Last year, Bayer AG asked the Supreme Court to review a state court decision that awarded a Roundup weedkiller user $25 million. Now, Bayer is petitioning the nation’s high court to review a Roundup case for the second time.
Bayer’s petition to review the trial of a California couple who were originally awarded $2 billion for claims that they developed non-Hodgkin’s lymphoma after using Roundup for decades, was filed March 17.
Alva and Alberta Pilliod of Livermore, CA, won at trial against Monsanto in 2019. Their award was later reduced by a trial judge to $86.7 million, but the decision that Monsanto was liable for their non-Hodgkin's lymphoma was upheld by an appeals court and the California Supreme Court.
According to the St. Louis Business Journal, Bayer AG, the parent company of St. Louis-based Monsanto, has resolved approximately 107,000 of 138,000 Roundup claims. Most eligible cases were settled by an $11 billion settlement, while some cases have been deemed ineligible.
Bayer’s 43-page petition argues that the Pilliods’ award is unconstitutional on two counts. First, because they allege that it is “impermissibly high” and, secondly, because they allege that punitive damages were improperly awarded, since the U.S. Environmental Protection Agency (EPA) considers glyphosate-based herbicides like Roundup safe to use and does not state that they cause cancer.
Bayer’s argument continues that decisions made at the state court level that Roundup should come with a cancer warning are preempted by the Federal Insecticide, Fungicide and Rodenticide Act, (FIFRA). FIFRA is a federal statute that regulates herbicides, including labeling guidelines. Because no federal regulators have ruled that glyphosate poses a health risk to humans, the lawsuits should be tossed, legal representatives for Bayer maintain.

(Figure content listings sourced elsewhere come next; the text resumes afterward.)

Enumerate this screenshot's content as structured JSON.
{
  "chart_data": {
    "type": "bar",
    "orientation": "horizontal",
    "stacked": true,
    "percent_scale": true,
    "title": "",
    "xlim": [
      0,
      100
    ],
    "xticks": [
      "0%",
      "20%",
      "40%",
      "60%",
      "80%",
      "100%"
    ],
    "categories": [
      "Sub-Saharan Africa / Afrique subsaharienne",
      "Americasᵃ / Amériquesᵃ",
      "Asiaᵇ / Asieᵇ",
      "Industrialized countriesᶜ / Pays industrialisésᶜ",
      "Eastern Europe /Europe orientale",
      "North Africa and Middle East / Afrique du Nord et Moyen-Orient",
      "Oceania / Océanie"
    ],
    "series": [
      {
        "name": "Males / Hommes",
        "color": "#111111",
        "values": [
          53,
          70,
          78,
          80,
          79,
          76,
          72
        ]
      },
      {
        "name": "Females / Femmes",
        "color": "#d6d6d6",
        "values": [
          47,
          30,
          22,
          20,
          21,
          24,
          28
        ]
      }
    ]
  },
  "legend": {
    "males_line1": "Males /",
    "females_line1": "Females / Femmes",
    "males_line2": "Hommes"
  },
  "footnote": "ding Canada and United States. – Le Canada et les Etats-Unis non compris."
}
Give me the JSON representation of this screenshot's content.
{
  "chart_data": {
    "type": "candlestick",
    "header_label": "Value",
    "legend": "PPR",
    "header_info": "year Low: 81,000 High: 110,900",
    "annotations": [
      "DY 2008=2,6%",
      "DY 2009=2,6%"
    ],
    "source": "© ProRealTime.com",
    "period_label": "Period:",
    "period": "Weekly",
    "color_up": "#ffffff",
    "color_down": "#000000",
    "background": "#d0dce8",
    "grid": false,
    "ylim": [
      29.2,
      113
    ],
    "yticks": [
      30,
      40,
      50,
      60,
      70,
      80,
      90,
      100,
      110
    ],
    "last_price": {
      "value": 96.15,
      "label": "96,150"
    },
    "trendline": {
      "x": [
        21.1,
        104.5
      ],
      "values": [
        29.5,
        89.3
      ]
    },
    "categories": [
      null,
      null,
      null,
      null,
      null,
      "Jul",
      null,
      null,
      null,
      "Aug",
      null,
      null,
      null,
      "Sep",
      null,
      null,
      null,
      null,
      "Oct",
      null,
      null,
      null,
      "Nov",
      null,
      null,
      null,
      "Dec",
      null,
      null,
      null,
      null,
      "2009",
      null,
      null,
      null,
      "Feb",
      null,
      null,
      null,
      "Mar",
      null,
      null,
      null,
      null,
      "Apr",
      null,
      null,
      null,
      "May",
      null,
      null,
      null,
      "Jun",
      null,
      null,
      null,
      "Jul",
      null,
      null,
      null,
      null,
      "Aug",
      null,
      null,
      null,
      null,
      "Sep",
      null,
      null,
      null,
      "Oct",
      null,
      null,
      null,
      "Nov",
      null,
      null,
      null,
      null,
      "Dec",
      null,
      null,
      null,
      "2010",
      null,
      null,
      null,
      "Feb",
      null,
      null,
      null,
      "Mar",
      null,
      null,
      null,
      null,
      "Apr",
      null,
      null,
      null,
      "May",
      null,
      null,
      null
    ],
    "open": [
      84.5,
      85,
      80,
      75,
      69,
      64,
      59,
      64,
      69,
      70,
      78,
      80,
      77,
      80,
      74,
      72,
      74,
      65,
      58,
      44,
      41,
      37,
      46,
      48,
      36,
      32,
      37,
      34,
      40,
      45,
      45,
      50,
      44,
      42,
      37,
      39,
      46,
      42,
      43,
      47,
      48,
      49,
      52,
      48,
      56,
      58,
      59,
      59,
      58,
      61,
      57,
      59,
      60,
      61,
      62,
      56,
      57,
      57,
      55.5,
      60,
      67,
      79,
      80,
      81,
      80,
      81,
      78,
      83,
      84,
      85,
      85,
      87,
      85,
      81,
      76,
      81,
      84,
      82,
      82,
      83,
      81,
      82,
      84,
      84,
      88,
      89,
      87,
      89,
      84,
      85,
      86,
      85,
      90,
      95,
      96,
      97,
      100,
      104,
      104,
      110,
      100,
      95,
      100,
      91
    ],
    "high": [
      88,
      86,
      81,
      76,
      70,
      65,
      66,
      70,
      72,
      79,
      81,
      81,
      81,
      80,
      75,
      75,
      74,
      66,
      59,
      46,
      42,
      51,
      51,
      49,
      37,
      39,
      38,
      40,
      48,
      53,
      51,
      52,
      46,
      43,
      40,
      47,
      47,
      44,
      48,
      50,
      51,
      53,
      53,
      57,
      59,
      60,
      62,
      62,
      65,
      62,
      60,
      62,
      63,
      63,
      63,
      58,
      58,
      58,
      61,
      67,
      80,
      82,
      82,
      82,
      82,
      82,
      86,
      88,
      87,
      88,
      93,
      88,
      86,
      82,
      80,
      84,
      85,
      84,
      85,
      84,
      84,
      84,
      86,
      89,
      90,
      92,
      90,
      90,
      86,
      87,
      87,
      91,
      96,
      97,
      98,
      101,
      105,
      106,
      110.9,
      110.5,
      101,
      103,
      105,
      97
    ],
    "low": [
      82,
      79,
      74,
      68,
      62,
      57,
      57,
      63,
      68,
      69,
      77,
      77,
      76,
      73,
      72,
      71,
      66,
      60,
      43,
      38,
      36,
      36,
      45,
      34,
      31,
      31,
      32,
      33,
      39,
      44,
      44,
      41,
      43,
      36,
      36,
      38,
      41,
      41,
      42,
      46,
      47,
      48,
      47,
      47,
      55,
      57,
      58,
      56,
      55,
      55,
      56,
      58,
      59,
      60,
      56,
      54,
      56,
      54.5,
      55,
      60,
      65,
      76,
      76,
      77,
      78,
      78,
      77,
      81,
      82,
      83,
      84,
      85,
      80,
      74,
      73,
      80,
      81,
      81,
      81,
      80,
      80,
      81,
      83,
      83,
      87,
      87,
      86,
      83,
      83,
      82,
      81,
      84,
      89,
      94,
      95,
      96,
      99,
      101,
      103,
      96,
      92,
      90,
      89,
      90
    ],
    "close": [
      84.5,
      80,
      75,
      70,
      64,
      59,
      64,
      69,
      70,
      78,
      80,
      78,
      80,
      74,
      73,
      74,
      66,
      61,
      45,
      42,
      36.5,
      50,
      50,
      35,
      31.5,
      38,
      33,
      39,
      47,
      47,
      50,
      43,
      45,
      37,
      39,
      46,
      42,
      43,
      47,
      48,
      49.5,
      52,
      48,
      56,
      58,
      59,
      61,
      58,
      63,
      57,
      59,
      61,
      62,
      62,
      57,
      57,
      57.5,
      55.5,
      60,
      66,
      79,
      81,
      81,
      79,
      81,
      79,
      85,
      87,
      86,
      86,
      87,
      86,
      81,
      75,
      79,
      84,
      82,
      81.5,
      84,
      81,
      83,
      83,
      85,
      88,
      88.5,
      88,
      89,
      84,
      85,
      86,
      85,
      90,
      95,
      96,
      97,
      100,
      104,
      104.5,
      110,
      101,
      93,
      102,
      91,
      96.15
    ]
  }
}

In December 2021, the Biden administration was asked by the Supreme Court to weigh in on another Roundup trial that Bayer is hoping the high court will review and overturn. That decision awarded California Roundup user Edwin Hardeman $25 million. Bayer is still awaiting the opinion of the U.S. Solicitor General, Elizabeth Prelogar, on whether the Supreme Court should review the case.
Bayer has set aside $4.5 billion for litigation in case the Supreme Court refuses to review both cases or in the event the reviews don’t favor the company. Bayer announced last year that it will reformulate its glyphosate-based herbicides and replace the active ingredient with another compound that has yet to be publicly disclosed.